Mohon tunggu...
Susy Haryawan
Susy Haryawan Mohon Tunggu... Wiraswasta - biasa saja htttps://susyharyawan.com eLwine

bukan siapa-siapa

Selanjutnya

Tutup

Hukum Pilihan

9 Kejanggalan Polisi "Saling Tembak", dan Irjend Sambo

19 Juli 2022   10:47 Diperbarui: 19 Juli 2022   11:58 691
+
Laporkan Konten
Laporkan Akun
Kompasiana adalah platform blog. Konten ini menjadi tanggung jawab bloger dan tidak mewakili pandangan redaksi Kompas.
Lihat foto
Bagikan ide kreativitasmu dalam bentuk konten di Kompasiana | Sumber gambar: Freepik

9 Kejangalan Polisi "Saling Tembak, dan Irjend Sambo

Beberapa hari ini masih begitu riuh rendah dengan pembicaraan mengenai "drama"di rumah jenderal polisi aktif. Bertebaran ledekan, meme, polisi menembak polisi, di rumah polisi, diperiksa polisi.  Hal yang sejatinya hendak mengawal bahwa kasus ini bisa selesai dengan baik, siapa korban, siapa pelaku, atau mungkin ada dalangnya bisa diselesaikan dengan semestinya.

Kejadian sudah relatif lama, namun prosesnya seolah sangat lamban. Penonaktifan si pejabat sudah tepat. Mau bilang terlalu pelan juga susah. Intrik dan trik di atas tentu sangat besar. Bagaimanapun organisasi segede ini, tidak akan mudah lepas  dari kepentingan politik dan kepentingan strategi untuk bisa mendapatkan sesuatu.

Beberapa hal yang cukup janggal untuk kasus ini adalah;

Satu, tiga hari baru ada pernyataan resmi. Usai kejadian. Lebih lama lagi tidak bisa karena si tertembak, mau terduga, korban, atau pelaku, apapun statusnya, jenazah perlu dikuburkan. Ini waktu maksimal yang bisa ditoleransi untuk mengatakan apa yang terjadi.

Berseliweran tudingan dan tuduhan, bahwa tiga hari itu untuk menyiapkan skenario atau apalah. Hal yang wajar. Lembaga yang langsung berhadapan dengan publik tentu mendapatkan sorotan yang sangat besar.
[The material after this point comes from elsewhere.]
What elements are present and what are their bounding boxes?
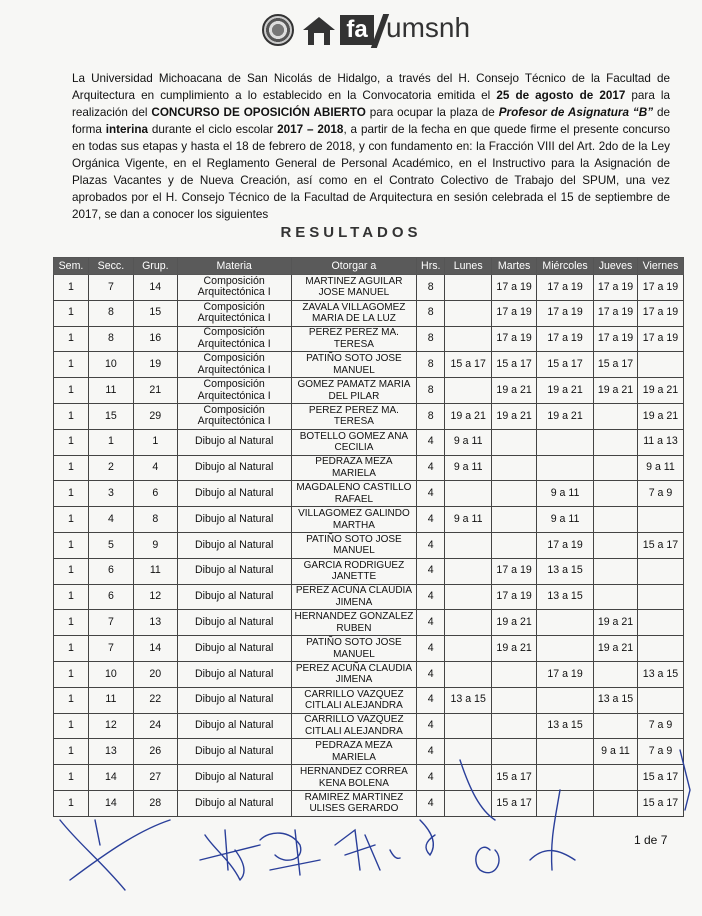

Kedua, Bharada, mentok empat tahun menjadi prajurit kepolisian, namun begitu jitu menembak semua peluru mengenai sasaran. Cukup aneh, karena yang di hadapi adalah brigadir, jelas lebih senior, malah tidak ada satupun peluru yang tepat sasaran. Ini jarak dekat, asumsinya sesuai pernyataan resmi polisi, di dalam rumah. Segede-gedenya rumah, toh tidak mungkin ratusan meter.

Ketiga, untuk menunjukkan prajurit ini jitu dalam menembak, dikatakan ia adalah instruktur menembak. Apa iya dan kapan bisa mencapai taraf mahir dan menjadi instruktur dengan pangkat paling dasar seperti itu? Bisa jadi       sangat luar biasa, berangkat dari atlet menembak, atau apapun itu. Bisa dong polisi membeberkan latar belakang prajurit jempolan ini, sehingga menjadi instruktur.

Keempat. Brigadir, ajudan, dan tentunya sangat sigap dong dalam menembak. Mosok kalah dengan yang jauh lebih junior dan pangkatnya berbeda jauh begitu. Semua pelurunya meleset. Lha bagaimana tugas perlindungan jika demikian, terjadi apa-apa dengan sang jenderal. Kemampuan menembak yang sangat parah bukan?

Kelima, ajudan berpangkat rendah dibandingkan jenderal, sudah dua tahun, apa iya berani melecehkan istri atasannya, di rumah pula. Sangat kecil kemungkinan berani berbuat demikian, apalagi ini di budaya timur yang sangat besar rasa feodalismenya. Memang bukan tidak mungkin, tetapi sangat lemah argumen yang disampaikan.

Keenam. CCTV mati. Dua minggu menurut pengakuan sebagaimana dinyatakan resmi polisi. Lagi-lagi aneh, begitu vital sekarang kamera ini. Selain vital, juga murah kog. Sisi keamanan, juga sisi lainnya sangat penting keberadaan kamera di rumah pejabat itu. Siapa saja yang datang, mereka mengapa, bisa jadi kan ada suap, godaan dari mana-mana berkaitan dengan jabatannya.

Bagaimana mungkin hal yang sederhana, murah pula seperti ini abai bagi jenderal bintang dua lho. Apa iya sereceh itu pengamanan dan amatan untuk petinggi polisi?

Ketujuh, berkaitan dengan pernyataan keluarga    almarhum bahwa luka-lukanya banyak yang bukan karena luka tembak. Bisa jadi ada penganiayaan, sayatan, dan sejenisnya. Polisi perlu memaparkan ini dengan gamblang, karena informasi yang beredar sangat bertolak belakang. Patah tulang sepele dinyatakan jatuh bisa. Lha luka sayat?

Penting agar semua terbuka dengan sangat jelas. Semua mendapatkan porsinya. Jangan sampai korban menjadi pelaku, dan si jahat malah tetap hidup tanpa ada hukuman apapun itu. keadilan harus tegak.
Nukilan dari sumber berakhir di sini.